Kiggins also spoke about the changes that have come to the shelter in recent years, a common theme during the event. She first came to Hi-Tor in 2009, when the shelter had a reputation of euthanizing more animals than it should. Indeed one of the later speakers, the Board of Directors' second vice president Sharon Needleman, relayed a story during her speech about a conversation she overheard at a ShopRite store a few years ago. A woman had just found a stray dog that she could not keep, and she asked her friend what she should do with it. The friend told her that whatever she does, she should not bring the dog to Hi-Tor because, “’they kill everything.”’
Kiggins, however, has been attempting to change this reputation. She realizes that before she arrived the primary way the shelter controlled the animal population was through euthanasia, but now she makes sure that those animals that are chosen to be put down are not done so arbitrarily.
“We’re in a society now where euthanizing healthy, adoptable animals is not acceptable,” Kiggins said, to great applause from the room.
After the presentation there was a short Q&A session, where one of the main questions was what the town officials in attendance would do to solve this problem. St. Lawrence spoke about his idea for a possible swapping of some of the land currently being used to build a new baseball stadium in Ramapo next to the shelter, an idea that drew loud applause from the crowd. That land is currently considered parkland and thus cannot be built upon, but if a swap occurred the operators of the shelter could use the nearby parcel to create a second building that would provide more space for the animals.
“We think they are great for the town, and we’re glad to be supportive of them, and I wish we could be more supportive by helping them get a new shelter built right here,” St.
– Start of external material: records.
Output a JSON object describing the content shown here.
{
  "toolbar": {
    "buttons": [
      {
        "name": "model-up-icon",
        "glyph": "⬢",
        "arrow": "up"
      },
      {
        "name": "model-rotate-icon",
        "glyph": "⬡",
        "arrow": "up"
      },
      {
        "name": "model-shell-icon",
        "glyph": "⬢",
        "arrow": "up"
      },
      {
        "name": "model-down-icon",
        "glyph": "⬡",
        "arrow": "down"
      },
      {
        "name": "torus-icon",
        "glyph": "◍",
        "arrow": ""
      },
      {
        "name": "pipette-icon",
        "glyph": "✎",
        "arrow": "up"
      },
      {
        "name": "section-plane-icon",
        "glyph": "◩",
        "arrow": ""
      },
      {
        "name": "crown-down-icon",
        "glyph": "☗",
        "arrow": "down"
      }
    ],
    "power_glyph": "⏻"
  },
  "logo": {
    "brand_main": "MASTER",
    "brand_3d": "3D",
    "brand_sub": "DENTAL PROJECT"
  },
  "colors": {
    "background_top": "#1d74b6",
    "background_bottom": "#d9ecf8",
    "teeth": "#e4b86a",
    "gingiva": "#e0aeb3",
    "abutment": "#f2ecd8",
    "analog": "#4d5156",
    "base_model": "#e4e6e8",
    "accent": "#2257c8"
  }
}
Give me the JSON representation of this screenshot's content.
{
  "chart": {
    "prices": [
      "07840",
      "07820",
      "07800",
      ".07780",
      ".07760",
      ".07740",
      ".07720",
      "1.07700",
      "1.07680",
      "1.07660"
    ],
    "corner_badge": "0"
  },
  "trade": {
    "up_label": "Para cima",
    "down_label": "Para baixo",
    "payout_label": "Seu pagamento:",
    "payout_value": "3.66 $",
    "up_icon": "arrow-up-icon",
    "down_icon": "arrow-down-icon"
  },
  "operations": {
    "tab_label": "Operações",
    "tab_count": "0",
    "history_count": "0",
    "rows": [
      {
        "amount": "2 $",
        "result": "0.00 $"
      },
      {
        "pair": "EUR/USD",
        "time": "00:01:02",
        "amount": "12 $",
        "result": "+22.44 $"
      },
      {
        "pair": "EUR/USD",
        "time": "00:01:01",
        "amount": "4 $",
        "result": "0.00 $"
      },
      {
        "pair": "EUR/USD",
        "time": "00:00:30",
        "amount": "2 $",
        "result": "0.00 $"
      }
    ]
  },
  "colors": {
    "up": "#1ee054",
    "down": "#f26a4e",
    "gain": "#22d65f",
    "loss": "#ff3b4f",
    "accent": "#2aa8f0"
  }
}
Lawrence said before his speech at the summit.
The small space is particularly an issue during disease outbreaks, Kiggins and Keahon noted during the summit. A second building would allow for sick animals to be isolated so they cannot infect the others or the human workers.
Gromack then went up to the podium and discussed how a partnership is needed to get the shelter fixed. In particular he stated that the town supervisors must work together and meet with the county leaders, particularly the county executive, to have a roundtable discussion about the issue. St. Lawrence agreed and promised the crowd he would call County Executive C. Scott Vanderhoef Thursday morning to set up the meeting.
“We don’t need five shelters or six shelters,” Gromack stated. “We need one modern shelter that we can all form a partnership to support.”